Senator Markey: New, Tighter Sanctions Needed to Respond to North Korea’s Illicit Behavior on Chemical Weapons

UN experts uncovered at least 40 previously unreported shipments by North Korea to Syria between 2012 and 2017 of prohibited ballistic missile parts and materials that could be used for both military and civilian purposes

 

Washington (February 27, 2018) – Senator Edward J. Markey (D-Mass.), Ranking Member of the East Asia Subcommittee of the Senate Foreign Relations Committee, today commended the United Nations Panel of Experts’ report that reveals North Korea’s continuing collaboration with Syria on chemical weapons. Senator Markey called for new sanctions against North Korea for this latest illicit behavior, including by cutting off North Korea’s access to crude oil, and for tightening current sanctions enforcement to slow down North Korea’s nuclear and ballistic missile programs.

 

“North Korea is making a mockery of the international effort to stem weapons proliferation,” said Senator Markey. “While this problem is not new, the Trump administration’s efforts to sanction North Korea are insufficient to curb North Korea’s nuclear and ballistic missile program or bring King Jung Un to the negotiating table.

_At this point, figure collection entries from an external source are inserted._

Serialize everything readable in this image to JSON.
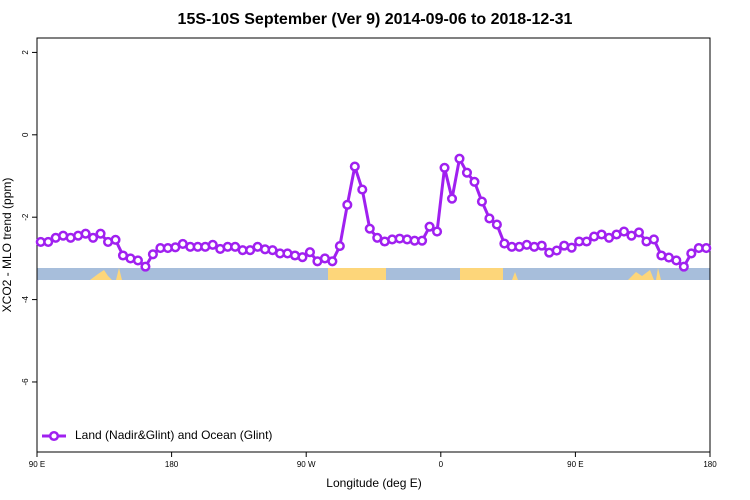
{
  "chart_data": {
    "type": "line",
    "title": "15S-10S September (Ver 9)   2014-09-06 to 2018-12-31",
    "x_label": "Longitude (deg E)",
    "y_label": "XCO2 - MLO trend (ppm)",
    "xlim": [
      90,
      540
    ],
    "xticks": [
      {
        "value": 90,
        "label": "90 E"
      },
      180,
      {
        "value": 270,
        "label": "90 W"
      },
      {
        "value": 360,
        "label": "0"
      },
      {
        "value": 450,
        "label": "90 E"
      },
      {
        "value": 540,
        "label": "180"
      }
    ],
    "ylim": [
      -7.7,
      2.35
    ],
    "yticks": [
      -6,
      -4,
      -2,
      0,
      2
    ],
    "legend": "bottom-left",
    "x": [
      92.5,
      97.5,
      102.5,
      107.5,
      112.5,
      117.5,
      122.5,
      127.5,
      132.5,
      137.5,
      142.5,
      147.5,
      152.5,
      157.5,
      162.5,
      167.5,
      172.5,
      177.5,
      182.5,
      187.5,
      192.5,
      197.5,
      202.5,
      207.5,
      212.5,
      217.5,
      222.5,
      227.5,
      232.5,
      237.5,
      242.5,
      247.5,
      252.5,
      257.5,
      262.5,
      267.5,
      272.5,
      277.5,
      282.5,
      287.5,
      292.5,
      297.5,
      302.5,
      307.5,
      312.5,
      317.5,
      322.5,
      327.5,
      332.5,
      337.5,
      342.5,
      347.5,
      352.5,
      357.5,
      362.5,
      367.5,
      372.5,
      377.5,
      382.5,
      387.5,
      392.5,
      397.5,
      402.5,
      407.5,
      412.5,
      417.5,
      422.5,
      427.5,
      432.5,
      437.5,
      442.5,
      447.5,
      452.5,
      457.5,
      462.5,
      467.5,
      472.5,
      477.5,
      482.5,
      487.5,
      492.5,
      497.5,
      502.5,
      507.5,
      512.5,
      517.5,
      522.5,
      527.5,
      532.5,
      537.5
    ],
    "series": [
      {
        "name": "Land (Nadir&Glint) and Ocean (Glint)",
        "color": "#a020f0",
        "values": [
          -2.6,
          -2.6,
          -2.5,
          -2.45,
          -2.5,
          -2.45,
          -2.4,
          -2.5,
          -2.4,
          -2.6,
          -2.55,
          -2.93,
          -3.0,
          -3.05,
          -3.2,
          -2.9,
          -2.75,
          -2.75,
          -2.73,
          -2.65,
          -2.72,
          -2.72,
          -2.72,
          -2.67,
          -2.77,
          -2.72,
          -2.72,
          -2.8,
          -2.8,
          -2.72,
          -2.78,
          -2.8,
          -2.88,
          -2.88,
          -2.93,
          -2.97,
          -2.85,
          -3.07,
          -3.0,
          -3.07,
          -2.7,
          -1.7,
          -0.77,
          -1.33,
          -2.28,
          -2.5,
          -2.59,
          -2.54,
          -2.52,
          -2.54,
          -2.57,
          -2.57,
          -2.23,
          -2.35,
          -0.8,
          -1.55,
          -0.58,
          -0.92,
          -1.14,
          -1.62,
          -2.03,
          -2.18,
          -2.64,
          -2.72,
          -2.72,
          -2.67,
          -2.72,
          -2.69,
          -2.86,
          -2.81,
          -2.69,
          -2.74,
          -2.59,
          -2.59,
          -2.47,
          -2.42,
          -2.5,
          -2.42,
          -2.35,
          -2.45,
          -2.37,
          -2.59,
          -2.54,
          -2.93,
          -2.98,
          -3.05,
          -3.2,
          -2.88,
          -2.75,
          -2.75
        ]
      }
    ]
  }
}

As the international community continues to tighten sanctions against North Korea, we will continue to see the depth of North Korea’s terrible behavior. Instead of playing whack-a-mole with North Korea, the Trump administration needs to cut off crude oil to North Korea to help compel the regime to negotiate. The Trump administration needs to develop a comprehensive strategy that includes the toughest possible sanctions, robust sanctions enforcement, coupled with meaningful diplomatic engagement. 

 

“I am also concerned that the Trump administration’s hollowing-out of the State Department will do long-term damage to our foreign policy, especially the critical priority of North Korea,” continued Senator Markey.  “The retirement of the State Department’s top North Korea negotiator Ambassador Joe Yun has made the task more difficult.  In addition to losing this key envoy, we now lack an Ambassador to South Korea, a Special Envoy for North Korean Human Rights Issues, and a Sanctions Coordinator. The Trump administration must fill these positions and launch a credible diplomatic process before it is too late.”

 

In October 2017, Senators Markey and Cory Gardner (R-Colo.) introduced legislation in recognition of the need to develop a coherent and multifaceted North Korea strategy combining diplomatic engagement, sanctions, and a stronger alliance between the United States and South Korea.

 

Earlier this month, Senator Markey called on the State Department to explain how it is able to implement North Korea-related diplomatic and sanctions enforcement efforts in light of drastic budget cuts, high-level position eliminations, and staffing reassignments.